Mathematical definition of Independence

In a world where everyone is racing to be independent, let us dig mathematically what independence really means?

Technically, independence is a relation about information. This basically means occurrence of one event provides no context or effect on occurrence of other event.

Now consider a large sample space and imagine two disjoint events A and B within it.

Since, the events are disjoint (not sharing anything), we can intuitively guess, P(A⊓B) = 0

However, probability of the events happening individually remains greater than zero,

i.e. P(A) > 0 and P(B) > 0.

What this means is if we know that event A has occurred then we surely know that we event B has not occurred, which makes the two events dependents on each other. Hence, the illusion of being disjoint in a large sample space does not hold up to being independent.

For being truly independent, the equation must be P(A⊓B) = P(A)xP(B).

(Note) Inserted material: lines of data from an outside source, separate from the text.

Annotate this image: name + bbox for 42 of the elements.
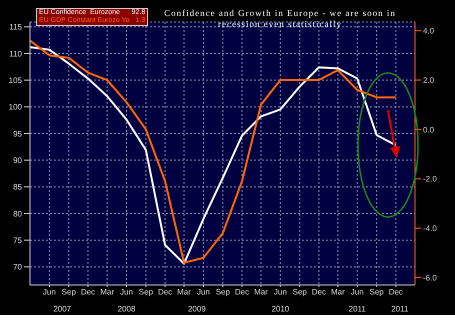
x-tick-label: Jun (274, 288, 287, 297)
y-tick-label: 115 (9, 22, 23, 32)
x-tick-label: Sep (138, 288, 154, 297)
y-tick-label: 100 (8, 102, 23, 112)
y-tick-label: 70 (13, 262, 23, 272)
x-tick-label: Dec (80, 288, 96, 297)
x-tick-label: Mar (330, 288, 346, 297)
y-tick-label: 105 (8, 76, 23, 85)
y-tick-label: 85 (13, 182, 23, 192)
x-tick-label: Dec (158, 288, 172, 297)
x-tick-label: Jun (350, 288, 364, 297)
y2-tick-label: -2.0 (423, 174, 438, 184)
x-tick-label: Dec (234, 288, 250, 297)
x-tick-label: Sep (370, 288, 384, 297)
x-tick-label: Jun (120, 288, 133, 297)
x-tick-label: Dec (388, 288, 403, 297)
x-tick-label: Jun (196, 288, 210, 297)
y-tick-label: 80 (13, 209, 23, 218)
x2-tick-label: 2008 (118, 304, 136, 314)
x2-tick-label: 2011 (391, 304, 409, 314)
y2-tick-label: -4.0 (423, 224, 438, 234)
y2-tick-label: 2.0 (423, 76, 435, 85)
x-tick-label: Mar (177, 288, 192, 297)
y2-tick-label: 4.0 (423, 26, 435, 36)
x2-tick-label: 2009 (188, 304, 206, 314)
y2-tick-label: -6.0 (423, 273, 438, 282)
y2-tick-label: 0.0 (423, 125, 435, 134)
x2-tick-label: 2010 (271, 304, 290, 314)
x-tick-label: Mar (100, 288, 114, 297)
y-tick-label: 95 (13, 129, 23, 138)
y-tick-label: 110 (9, 49, 23, 58)
x-tick-label: Sep (62, 288, 76, 297)
y-tick-label: 90 (13, 156, 23, 166)
x-tick-label: Sep (292, 288, 308, 297)
x2-tick-label: 2007 (53, 304, 72, 314)
x-tick-label: Jun (42, 288, 56, 297)
x-tick-label: Mar (254, 288, 268, 297)
y-tick-label: 75 (13, 236, 23, 246)
chart-title: Confidence and Growth in Europe - we are soon in recession even statistically (163, 8, 397, 30)
x2-tick-label: 2011 (348, 304, 366, 314)
x-tick-label: Sep (216, 288, 230, 297)
x-tick-label: Dec (312, 288, 326, 297)
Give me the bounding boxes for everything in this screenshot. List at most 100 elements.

A sample of this would be the probability of tossing a coin resulting in head or tails is completely independent of the fact whether it will rain tonight.

We live in an interconnected world, where our subconscious is exposes to the interaction with outside world, be it visuals, sounds, texts, etc. Hence, the very notion of being independent in our mind comes from this exposure. We quickly try to evaluate ourselves based on certain parameters. However, this very evaluation beats the purpose of independence.

To be truly independent, we must be connected with the Self, where we perceive the events of outside worlds as mere observations, which do not alter the state of Self, which is anyway eternal constant.